Reviewed by Kathy L. Brown
Nerves and swords rattle in this high-level Cold War spy thriller
The British agent is confronted with an amazing conceiver behind a suspicious port explosion, only then learns that the stakes of human civilization are infinitely greater than a shipping disaster.
Cold starCreated during the Cold War, the spy thriller takes readers to the compelling Casablanca of the 1960s, as well as immersing them in the morally ambiguous world of a secret agent. Author Dick Woodgate demonstrates his love for the classics of this genre in the shadowy spirit of the great spy stories.
A sighting character, an unnamed British spy, called an “agent,” is assigned to investigate the ship’s explosion in the port of Casablanca. The official reports are not entirely correct, and Western allies are forever on guard over the Soviet threat of nuclear weapons.
After a bit of spying and interrogation of many informants, the agent quickly finds that something huge and threatening is being built in the Moroccan desert. However, he meets in his match office and faces many challenges when trying and failing to stop the threat. The result is questionable until the bitter end.
Cold star is successful on many levels, including a solid storyline, classic nostalgia for spy history, and a unique and truly compelling setting. Readers in this story are introduced to the rich details of the narrated city.
“The sun went down about an hour ago, and the narrow street, densely overgrown with ancient buildings, displacing the rest of the early evening light, gave him a pocket of deeper shadows that was useful to him – like the dark blue Maserati paint.
The atmosphere and attitude of the Cold War are also well conveyed. The 1970s-style secret agent is a classic entertainment icon, and so Cold Star doesn’t disappoint. The agent is a gentle young man enjoying the sensual pleasures of life thanks to fast cars, champagne and luxury hotels. Professionally immoral, before getting rid of his opponent, he vaguely hints at some great points in international law. However, we see a bit of introspection as the agent ponders his future, impoverished in front of him, by the head of the alcoholic beverage station, who helps him investigate.
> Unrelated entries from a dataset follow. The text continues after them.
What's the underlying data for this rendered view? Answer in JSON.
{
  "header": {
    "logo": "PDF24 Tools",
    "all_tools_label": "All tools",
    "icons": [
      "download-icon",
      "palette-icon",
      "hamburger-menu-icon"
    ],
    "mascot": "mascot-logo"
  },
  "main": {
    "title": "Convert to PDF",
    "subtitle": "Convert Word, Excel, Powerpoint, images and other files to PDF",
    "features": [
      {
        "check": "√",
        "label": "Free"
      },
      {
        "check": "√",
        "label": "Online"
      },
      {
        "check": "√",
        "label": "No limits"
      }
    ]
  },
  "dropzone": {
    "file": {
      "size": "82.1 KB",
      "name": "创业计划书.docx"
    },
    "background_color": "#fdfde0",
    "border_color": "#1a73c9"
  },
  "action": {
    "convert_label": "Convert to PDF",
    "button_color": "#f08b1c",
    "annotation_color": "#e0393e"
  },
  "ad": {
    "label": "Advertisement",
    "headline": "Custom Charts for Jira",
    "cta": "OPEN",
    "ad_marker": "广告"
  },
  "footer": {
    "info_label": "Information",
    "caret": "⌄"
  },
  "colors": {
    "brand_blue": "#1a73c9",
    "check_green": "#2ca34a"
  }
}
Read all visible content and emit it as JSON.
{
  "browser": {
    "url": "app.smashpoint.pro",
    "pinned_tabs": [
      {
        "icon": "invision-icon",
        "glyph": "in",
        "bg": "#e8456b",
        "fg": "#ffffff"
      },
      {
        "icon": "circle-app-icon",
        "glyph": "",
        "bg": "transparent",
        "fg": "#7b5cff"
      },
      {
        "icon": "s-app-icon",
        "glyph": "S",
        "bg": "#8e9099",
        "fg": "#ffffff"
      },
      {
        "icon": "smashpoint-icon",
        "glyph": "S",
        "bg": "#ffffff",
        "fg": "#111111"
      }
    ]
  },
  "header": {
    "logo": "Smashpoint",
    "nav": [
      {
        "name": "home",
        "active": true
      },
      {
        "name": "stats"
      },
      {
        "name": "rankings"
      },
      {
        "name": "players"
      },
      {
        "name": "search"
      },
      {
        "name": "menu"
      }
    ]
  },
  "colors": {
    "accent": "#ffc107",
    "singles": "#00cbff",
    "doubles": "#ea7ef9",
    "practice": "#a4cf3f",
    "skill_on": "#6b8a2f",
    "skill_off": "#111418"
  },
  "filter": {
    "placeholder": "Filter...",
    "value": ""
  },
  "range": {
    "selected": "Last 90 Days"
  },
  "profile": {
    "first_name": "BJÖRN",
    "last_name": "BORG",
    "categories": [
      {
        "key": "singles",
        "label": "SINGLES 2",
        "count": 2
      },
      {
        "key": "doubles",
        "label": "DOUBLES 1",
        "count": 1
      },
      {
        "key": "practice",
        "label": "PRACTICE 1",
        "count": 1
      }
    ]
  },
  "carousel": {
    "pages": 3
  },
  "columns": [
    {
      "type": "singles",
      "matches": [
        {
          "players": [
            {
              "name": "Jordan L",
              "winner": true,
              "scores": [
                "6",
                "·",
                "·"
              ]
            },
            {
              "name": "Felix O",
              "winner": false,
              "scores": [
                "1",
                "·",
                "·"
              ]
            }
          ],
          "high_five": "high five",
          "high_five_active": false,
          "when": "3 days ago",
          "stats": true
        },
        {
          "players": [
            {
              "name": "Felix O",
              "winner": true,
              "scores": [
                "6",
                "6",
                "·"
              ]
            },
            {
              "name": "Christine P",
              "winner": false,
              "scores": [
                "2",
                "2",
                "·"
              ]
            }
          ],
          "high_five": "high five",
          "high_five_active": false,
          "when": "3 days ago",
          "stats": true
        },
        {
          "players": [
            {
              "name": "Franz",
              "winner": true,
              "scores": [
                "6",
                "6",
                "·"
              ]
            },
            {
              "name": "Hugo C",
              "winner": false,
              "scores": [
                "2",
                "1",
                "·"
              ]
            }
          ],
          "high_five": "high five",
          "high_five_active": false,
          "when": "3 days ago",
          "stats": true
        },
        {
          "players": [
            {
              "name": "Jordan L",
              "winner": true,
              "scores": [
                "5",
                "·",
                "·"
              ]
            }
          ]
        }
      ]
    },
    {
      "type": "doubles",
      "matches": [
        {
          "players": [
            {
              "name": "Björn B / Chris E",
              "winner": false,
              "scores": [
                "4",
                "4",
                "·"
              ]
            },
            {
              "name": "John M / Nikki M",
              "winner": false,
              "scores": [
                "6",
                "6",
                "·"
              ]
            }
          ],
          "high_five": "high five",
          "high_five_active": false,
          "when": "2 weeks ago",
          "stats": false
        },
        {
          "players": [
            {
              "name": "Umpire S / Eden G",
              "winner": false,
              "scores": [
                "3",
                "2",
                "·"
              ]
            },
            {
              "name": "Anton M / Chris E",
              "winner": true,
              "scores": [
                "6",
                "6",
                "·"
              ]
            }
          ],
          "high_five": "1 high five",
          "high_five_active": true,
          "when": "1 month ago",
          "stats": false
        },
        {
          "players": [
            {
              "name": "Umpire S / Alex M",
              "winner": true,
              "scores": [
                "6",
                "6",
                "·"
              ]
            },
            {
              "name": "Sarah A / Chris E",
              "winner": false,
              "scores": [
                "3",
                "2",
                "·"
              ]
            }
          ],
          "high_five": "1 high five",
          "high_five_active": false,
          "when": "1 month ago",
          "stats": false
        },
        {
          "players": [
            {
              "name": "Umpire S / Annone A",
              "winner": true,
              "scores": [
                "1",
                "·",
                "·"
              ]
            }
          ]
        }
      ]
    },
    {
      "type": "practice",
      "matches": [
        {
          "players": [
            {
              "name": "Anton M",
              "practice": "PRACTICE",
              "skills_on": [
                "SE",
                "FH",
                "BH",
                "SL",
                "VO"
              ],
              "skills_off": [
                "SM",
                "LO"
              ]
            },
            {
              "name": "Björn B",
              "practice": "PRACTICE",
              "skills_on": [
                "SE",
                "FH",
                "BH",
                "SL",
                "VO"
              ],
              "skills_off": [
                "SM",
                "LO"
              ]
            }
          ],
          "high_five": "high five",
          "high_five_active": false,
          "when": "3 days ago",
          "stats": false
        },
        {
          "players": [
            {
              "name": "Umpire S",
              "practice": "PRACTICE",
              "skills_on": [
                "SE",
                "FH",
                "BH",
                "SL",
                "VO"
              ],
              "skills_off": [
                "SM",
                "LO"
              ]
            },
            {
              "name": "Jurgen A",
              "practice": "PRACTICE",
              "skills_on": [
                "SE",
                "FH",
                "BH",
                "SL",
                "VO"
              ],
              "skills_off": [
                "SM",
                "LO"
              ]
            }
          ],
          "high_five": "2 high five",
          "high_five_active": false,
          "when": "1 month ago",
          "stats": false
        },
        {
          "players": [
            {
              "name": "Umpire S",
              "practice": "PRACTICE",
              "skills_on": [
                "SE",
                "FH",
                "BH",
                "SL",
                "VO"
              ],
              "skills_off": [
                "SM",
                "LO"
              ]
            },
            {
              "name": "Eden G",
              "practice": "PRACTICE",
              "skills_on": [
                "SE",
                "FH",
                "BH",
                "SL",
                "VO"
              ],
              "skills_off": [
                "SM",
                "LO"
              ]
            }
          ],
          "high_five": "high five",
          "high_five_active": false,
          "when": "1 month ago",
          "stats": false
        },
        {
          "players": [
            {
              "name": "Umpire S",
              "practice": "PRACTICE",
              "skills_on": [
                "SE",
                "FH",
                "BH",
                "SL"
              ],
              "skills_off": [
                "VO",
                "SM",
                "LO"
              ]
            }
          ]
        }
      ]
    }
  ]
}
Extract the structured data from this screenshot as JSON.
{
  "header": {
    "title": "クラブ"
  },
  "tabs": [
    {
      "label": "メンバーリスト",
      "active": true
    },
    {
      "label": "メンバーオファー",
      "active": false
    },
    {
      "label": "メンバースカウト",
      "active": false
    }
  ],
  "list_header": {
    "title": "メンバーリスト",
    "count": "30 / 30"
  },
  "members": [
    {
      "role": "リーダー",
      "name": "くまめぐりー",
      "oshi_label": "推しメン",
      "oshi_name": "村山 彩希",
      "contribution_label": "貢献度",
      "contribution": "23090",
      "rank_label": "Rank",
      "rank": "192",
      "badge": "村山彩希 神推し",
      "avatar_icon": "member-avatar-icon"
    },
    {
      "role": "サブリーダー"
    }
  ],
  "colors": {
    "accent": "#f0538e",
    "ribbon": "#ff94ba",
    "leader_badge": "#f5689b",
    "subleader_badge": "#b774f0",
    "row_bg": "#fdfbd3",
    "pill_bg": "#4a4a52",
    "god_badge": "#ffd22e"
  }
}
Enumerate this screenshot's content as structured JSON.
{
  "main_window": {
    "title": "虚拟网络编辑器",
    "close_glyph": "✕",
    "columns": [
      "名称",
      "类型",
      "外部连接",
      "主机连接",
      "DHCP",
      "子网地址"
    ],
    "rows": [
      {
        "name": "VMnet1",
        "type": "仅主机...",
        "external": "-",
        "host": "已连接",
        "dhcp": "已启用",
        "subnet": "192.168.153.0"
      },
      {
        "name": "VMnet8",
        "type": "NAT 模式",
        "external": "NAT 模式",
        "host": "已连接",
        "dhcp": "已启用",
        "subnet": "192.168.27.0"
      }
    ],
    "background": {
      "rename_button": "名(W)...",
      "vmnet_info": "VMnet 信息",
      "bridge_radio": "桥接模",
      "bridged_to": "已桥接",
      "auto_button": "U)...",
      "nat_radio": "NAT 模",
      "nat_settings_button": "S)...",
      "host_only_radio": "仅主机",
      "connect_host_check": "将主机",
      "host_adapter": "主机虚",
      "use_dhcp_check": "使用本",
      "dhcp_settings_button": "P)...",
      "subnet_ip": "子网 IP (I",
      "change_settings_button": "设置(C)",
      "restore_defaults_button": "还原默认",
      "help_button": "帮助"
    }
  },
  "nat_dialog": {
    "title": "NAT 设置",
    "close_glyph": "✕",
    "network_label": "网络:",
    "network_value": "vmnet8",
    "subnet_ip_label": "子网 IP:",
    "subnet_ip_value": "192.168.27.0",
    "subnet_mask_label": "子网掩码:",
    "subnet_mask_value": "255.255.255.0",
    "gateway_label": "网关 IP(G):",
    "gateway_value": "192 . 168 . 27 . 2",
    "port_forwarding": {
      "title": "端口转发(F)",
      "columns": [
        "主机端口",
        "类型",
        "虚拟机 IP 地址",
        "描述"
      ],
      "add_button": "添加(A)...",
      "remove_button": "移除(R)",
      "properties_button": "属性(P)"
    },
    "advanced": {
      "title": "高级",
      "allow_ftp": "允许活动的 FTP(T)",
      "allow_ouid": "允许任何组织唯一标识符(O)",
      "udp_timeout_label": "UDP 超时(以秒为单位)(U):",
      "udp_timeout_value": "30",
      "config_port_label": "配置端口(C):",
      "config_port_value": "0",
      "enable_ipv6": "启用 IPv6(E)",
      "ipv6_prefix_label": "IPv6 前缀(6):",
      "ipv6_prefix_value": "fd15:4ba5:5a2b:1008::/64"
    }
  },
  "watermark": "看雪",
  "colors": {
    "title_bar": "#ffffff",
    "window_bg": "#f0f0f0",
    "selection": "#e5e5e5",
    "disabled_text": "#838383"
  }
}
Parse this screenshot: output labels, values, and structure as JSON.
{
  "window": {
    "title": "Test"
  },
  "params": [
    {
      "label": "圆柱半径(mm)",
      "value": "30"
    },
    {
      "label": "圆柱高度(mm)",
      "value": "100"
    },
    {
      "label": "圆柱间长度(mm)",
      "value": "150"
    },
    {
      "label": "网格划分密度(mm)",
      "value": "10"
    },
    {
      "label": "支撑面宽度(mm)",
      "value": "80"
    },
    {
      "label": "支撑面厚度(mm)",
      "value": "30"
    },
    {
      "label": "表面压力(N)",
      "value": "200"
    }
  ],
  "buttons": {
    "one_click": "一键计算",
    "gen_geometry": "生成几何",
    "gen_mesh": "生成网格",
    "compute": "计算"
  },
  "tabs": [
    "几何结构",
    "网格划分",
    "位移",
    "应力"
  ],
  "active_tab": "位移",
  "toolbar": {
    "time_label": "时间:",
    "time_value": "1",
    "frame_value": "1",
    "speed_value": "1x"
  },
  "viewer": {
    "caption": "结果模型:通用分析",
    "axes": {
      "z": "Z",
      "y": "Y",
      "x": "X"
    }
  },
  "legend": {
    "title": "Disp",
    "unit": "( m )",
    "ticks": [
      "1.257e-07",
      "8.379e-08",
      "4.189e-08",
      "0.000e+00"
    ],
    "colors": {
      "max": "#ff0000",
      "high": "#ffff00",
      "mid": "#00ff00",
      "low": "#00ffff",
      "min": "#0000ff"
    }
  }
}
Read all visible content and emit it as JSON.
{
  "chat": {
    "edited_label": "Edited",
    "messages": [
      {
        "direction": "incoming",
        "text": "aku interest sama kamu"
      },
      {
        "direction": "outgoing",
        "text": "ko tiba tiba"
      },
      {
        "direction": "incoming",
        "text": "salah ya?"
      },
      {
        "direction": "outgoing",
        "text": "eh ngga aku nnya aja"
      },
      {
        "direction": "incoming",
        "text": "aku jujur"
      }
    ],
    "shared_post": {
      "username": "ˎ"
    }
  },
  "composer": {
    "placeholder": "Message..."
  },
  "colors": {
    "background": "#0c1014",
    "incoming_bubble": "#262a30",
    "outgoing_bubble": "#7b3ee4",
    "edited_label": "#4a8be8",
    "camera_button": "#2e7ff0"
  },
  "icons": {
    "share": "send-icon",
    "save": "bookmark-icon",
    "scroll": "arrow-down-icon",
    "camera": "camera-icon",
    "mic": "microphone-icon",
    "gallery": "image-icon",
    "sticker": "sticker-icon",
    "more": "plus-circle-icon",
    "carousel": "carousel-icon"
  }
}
The villain’s plot is arrogant and clever, and he has a strong motivation to wear the story. Big bets and their global importance make history a real thriller. The arc of the narrative is strong, and the great turn at the end creates a force for change for the agent himself, which is a great touch that elevates the story.
The book has a clean, clear narrative voice, just enough clever twists to satisfy me. For example, the wreckage described in port after the ship exploded: “During the cooling, he merged and formed an extraordinary new structure, similar to the monumental dripping sculpture of Salvador Dali.”
The seventies were a world of men, at least as presented by pop culture. Recently, the public has begun to reveal new historical information and hear additional voices. Unfortunately, Cold star occasionally perpetuates the myth of the “human world” to the detriment of history. There are few female characters, and the only one with a plot function is Valentina, a beautiful young Russian who works at a Soviet consulate in Casablanca. The agent, and more importantly the book, always refers to her as a “girl”, resentful because she is thirty years old. And after a scene where the agent shares her past and Valentina admits that her failed career hopes to become an astronomer, I hope her inner story succeeds, but she still lacks an agency that could possibly help this novel transcend the negative qualities of outdated classics. to which he imitates.
But spy and thriller readers will enjoy the great possibilities of the novel and the clever danger of the villain to humanity. Fans of historical fiction interested in the 1960s, space racing, and the Cold War will also appreciate the detail of the storyline.
Genre: Spy Thriller / Historic
Print length: 287 pages
Thanks for reading Book Review: The Cold Star by Kathy L. Brown! If you enjoyed what you read, spend a little more time with us using the links below.